Vous sentez-vous proche des « jeunes » stars de la droite comme Eugénie Bastié, Gaultier Bès (la revue écolo-réac Limite)… ?
J’ai plutôt de la sympathie pour tous ces gens qu’on décrit traditionnellement dans les médias comme « réacs ». C’est même très intéressant que les médias ne parviennent plus à dire autre chose que « untel est réac, untel est progressiste ». La palette est beaucoup plus étalée que ça… Mais il est vrai que quand j’écoute les propos d’Eugénie Bastié ou d’autres, je me sens très peu de points d’accord avec eux.
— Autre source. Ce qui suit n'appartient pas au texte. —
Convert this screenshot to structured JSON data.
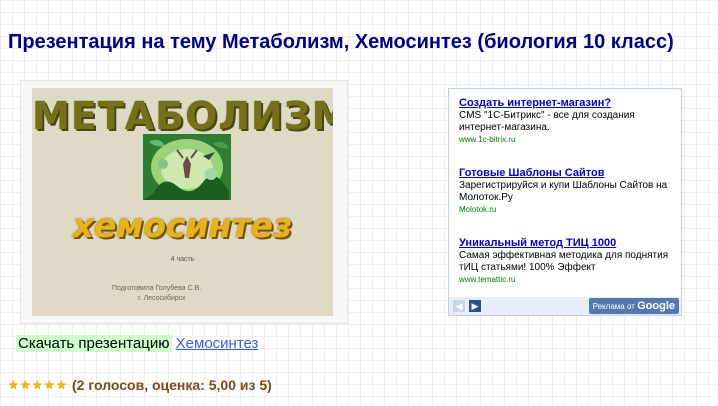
{
  "page": {
    "title": "Презентация на тему Метаболизм, Хемосинтез (биология 10 класс)"
  },
  "slide": {
    "heading": "МЕТАБОЛИЗМ",
    "subheading": "хемосинтез",
    "part": "4 часть",
    "author_line1": "Подготовила  Голубева С.В.",
    "author_line2": "г. Лесосибирск"
  },
  "ads": {
    "items": [
      {
        "title": "Создать интернет-магазин?",
        "text": "CMS \"1С-Битрикс\" - все для создания интернет-магазина.",
        "url": "www.1c-bitrix.ru"
      },
      {
        "title": "Готовые Шаблоны Сайтов",
        "text": "Зарегистрируйся и купи Шаблоны Сайтов на Молоток.Ру",
        "url": "Molotok.ru"
      },
      {
        "title": "Уникальный метод ТИЦ 1000",
        "text": "Самая эффективная методика для поднятия тИЦ статьями! 100% Эффект",
        "url": "www.temattic.ru"
      }
    ],
    "prev_icon": "chevron-left-icon",
    "next_icon": "chevron-right-icon",
    "label_prefix": "Реклама от",
    "label_brand": "Google"
  },
  "download": {
    "label": "Скачать презентацию",
    "link": "Хемосинтез"
  },
  "rating": {
    "stars_filled": 5,
    "stars_total": 5,
    "text": "(2 голосов, оценка: 5,00 из 5)"
  },
  "colors": {
    "title": "#000080",
    "link": "#3b5bdb",
    "download_highlight": "#ccffcc",
    "star": "#f4b400",
    "rating_text": "#7a4a1a"
  }
}
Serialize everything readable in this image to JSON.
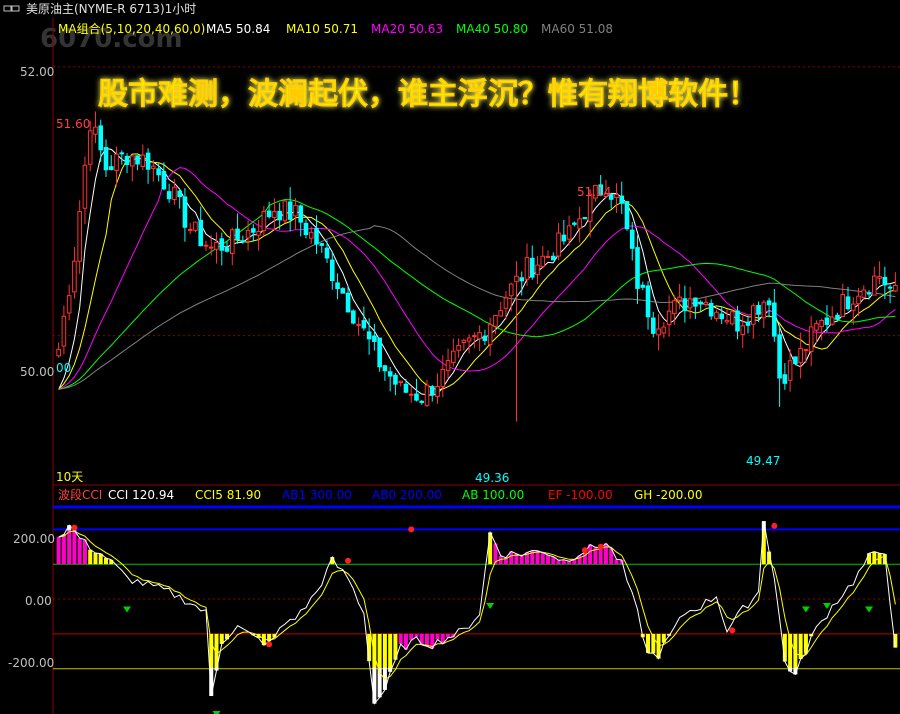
{
  "window": {
    "title": "美原油主(NYME-R 6713)1小时",
    "watermark": "6070.com"
  },
  "banner": "股市难测，波澜起伏，谁主浮沉？惟有翔博软件！",
  "legend": {
    "group_label": "MA组合(5,10,20,40,60,0)",
    "items": [
      {
        "label": "MA5",
        "value": "50.84",
        "color": "#ffffff"
      },
      {
        "label": "MA10",
        "value": "50.71",
        "color": "#ffff00"
      },
      {
        "label": "MA20",
        "value": "50.63",
        "color": "#ff00ff"
      },
      {
        "label": "MA40",
        "value": "50.80",
        "color": "#00ff00"
      },
      {
        "label": "MA60",
        "value": "51.08",
        "color": "#808080"
      }
    ]
  },
  "price_axis": {
    "ticks": [
      "52.00",
      "50.00"
    ]
  },
  "annotations": {
    "high1": "51.60",
    "high2": "51.14",
    "low1": "49.36",
    "low2": "49.47",
    "start": "00",
    "period": "10天"
  },
  "cci_legend": {
    "name": "波段CCI",
    "items": [
      {
        "label": "CCI",
        "value": "120.94",
        "color": "#ffffff"
      },
      {
        "label": "CCI5",
        "value": "81.90",
        "color": "#ffff00"
      },
      {
        "label": "AB1",
        "value": "300.00",
        "color": "#0000ff"
      },
      {
        "label": "AB0",
        "value": "200.00",
        "color": "#0000ff"
      },
      {
        "label": "AB",
        "value": "100.00",
        "color": "#00ff00"
      },
      {
        "label": "EF",
        "value": "-100.00",
        "color": "#ff0000"
      },
      {
        "label": "GH",
        "value": "-200.00",
        "color": "#ffff00"
      }
    ]
  },
  "cci_axis": {
    "ticks": [
      "200.00",
      "0.00",
      "-200.00"
    ]
  },
  "colors": {
    "up": "#ff3232",
    "down": "#00ffff",
    "grid": "#8b0000",
    "banner": "#ffff00"
  },
  "chart_data": [
    {
      "type": "candlestick",
      "title": "美原油主(NYME-R 6713)1小时",
      "ylim": [
        49.0,
        52.2
      ],
      "price_levels": [
        52.0,
        50.0
      ],
      "series_names": [
        "MA5",
        "MA10",
        "MA20",
        "MA40",
        "MA60"
      ],
      "path_points": [
        [
          0,
          49.9
        ],
        [
          3,
          50.6
        ],
        [
          6,
          51.6
        ],
        [
          9,
          51.25
        ],
        [
          13,
          51.35
        ],
        [
          17,
          51.3
        ],
        [
          21,
          51.1
        ],
        [
          25,
          50.8
        ],
        [
          29,
          50.65
        ],
        [
          33,
          50.7
        ],
        [
          37,
          50.8
        ],
        [
          41,
          50.95
        ],
        [
          45,
          50.9
        ],
        [
          49,
          50.7
        ],
        [
          53,
          50.4
        ],
        [
          57,
          50.1
        ],
        [
          61,
          49.8
        ],
        [
          65,
          49.6
        ],
        [
          69,
          49.55
        ],
        [
          73,
          49.7
        ],
        [
          77,
          49.9
        ],
        [
          81,
          50.05
        ],
        [
          85,
          50.3
        ],
        [
          89,
          50.5
        ],
        [
          93,
          50.6
        ],
        [
          97,
          50.75
        ],
        [
          101,
          51.0
        ],
        [
          104,
          51.14
        ],
        [
          107,
          50.95
        ],
        [
          110,
          50.4
        ],
        [
          113,
          50.1
        ],
        [
          117,
          50.2
        ],
        [
          121,
          50.3
        ],
        [
          125,
          50.2
        ],
        [
          129,
          50.1
        ],
        [
          132,
          50.2
        ],
        [
          135,
          50.3
        ],
        [
          137,
          49.7
        ],
        [
          140,
          49.8
        ],
        [
          144,
          50.05
        ],
        [
          148,
          50.2
        ],
        [
          152,
          50.35
        ],
        [
          156,
          50.45
        ],
        [
          159,
          50.3
        ]
      ],
      "low_spike_index": 87,
      "low_spike_value": 49.36,
      "low_spike2_index": 137,
      "low_spike2_value": 49.47,
      "high_label_index": 6,
      "high2_index": 104
    },
    {
      "type": "line",
      "title": "波段CCI",
      "ylim": [
        -330,
        270
      ],
      "levels": [
        300,
        200,
        100,
        0,
        -100,
        -200
      ],
      "cci_points": [
        [
          0,
          180
        ],
        [
          2,
          210
        ],
        [
          5,
          160
        ],
        [
          9,
          120
        ],
        [
          13,
          60
        ],
        [
          17,
          40
        ],
        [
          21,
          20
        ],
        [
          25,
          -10
        ],
        [
          28,
          -40
        ],
        [
          29,
          -280
        ],
        [
          31,
          -120
        ],
        [
          34,
          -80
        ],
        [
          37,
          -110
        ],
        [
          40,
          -130
        ],
        [
          43,
          -70
        ],
        [
          46,
          -40
        ],
        [
          49,
          20
        ],
        [
          52,
          110
        ],
        [
          55,
          60
        ],
        [
          58,
          -40
        ],
        [
          60,
          -300
        ],
        [
          62,
          -260
        ],
        [
          65,
          -140
        ],
        [
          68,
          -120
        ],
        [
          71,
          -130
        ],
        [
          74,
          -110
        ],
        [
          77,
          -90
        ],
        [
          80,
          -40
        ],
        [
          82,
          190
        ],
        [
          84,
          130
        ],
        [
          88,
          130
        ],
        [
          92,
          140
        ],
        [
          96,
          110
        ],
        [
          100,
          140
        ],
        [
          104,
          160
        ],
        [
          107,
          100
        ],
        [
          110,
          -40
        ],
        [
          112,
          -160
        ],
        [
          114,
          -160
        ],
        [
          116,
          -110
        ],
        [
          119,
          -40
        ],
        [
          122,
          -20
        ],
        [
          125,
          10
        ],
        [
          127,
          -90
        ],
        [
          130,
          -30
        ],
        [
          133,
          20
        ],
        [
          134,
          230
        ],
        [
          136,
          60
        ],
        [
          138,
          -180
        ],
        [
          140,
          -220
        ],
        [
          143,
          -110
        ],
        [
          147,
          -20
        ],
        [
          151,
          50
        ],
        [
          154,
          120
        ],
        [
          157,
          140
        ],
        [
          159,
          -150
        ]
      ],
      "signal_dots_up": [
        [
          3,
          205
        ],
        [
          40,
          -130
        ],
        [
          55,
          110
        ],
        [
          67,
          200
        ],
        [
          100,
          140
        ],
        [
          103,
          150
        ],
        [
          128,
          -90
        ]
      ],
      "signal_dots_down": [
        [
          13,
          -30
        ],
        [
          30,
          -330
        ],
        [
          82,
          -20
        ],
        [
          136,
          210
        ],
        [
          142,
          -30
        ],
        [
          146,
          -20
        ],
        [
          154,
          -30
        ]
      ]
    }
  ]
}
Par exemple, ils sont contre l’Europe par patriotisme, tandis que je suis extrêmement pro-européen. Ils brocardent systématiquement l’architecture contemporaine, moi je trouve qu’elle peut donner lieu à des choses fantastiques. À leur différence, je crois que ce n’est pas parce qu’on est adoubé par son temps qu’on est forcément mauvais. C’est cela qui me différencie des réactionnaires, même si leur position ne me semble pas du tout attaquable en elle-même.
Le réac de droite fait-il désormais office de figure mainstream ?
C’est un créneau qui s’est imposé dans le paysage médiatique, de la même manière qu’il existe un comique politiquement correct de gauche. En ce qui me concerne, dans On n’est pas couché, je ne suis ni dans la posture ni dans une stratégie, je n’essaie pas d’être tel ou tel personnage, et je pense que les téléspectateurs s’en aperçoivent. Je reste courtois avec les invités, car je ne vois pas l’intérêt de les agresser ou de les humilier. J’espère être sympa, donc, mais je ne me sens pas du tout réac ! Je souhaite seulement faire correctement mon boulot et garder ma liberté de pensée, ce qui est devenu compliqué dans un univers médiatique où le politiquement correct fait un retour très offensif.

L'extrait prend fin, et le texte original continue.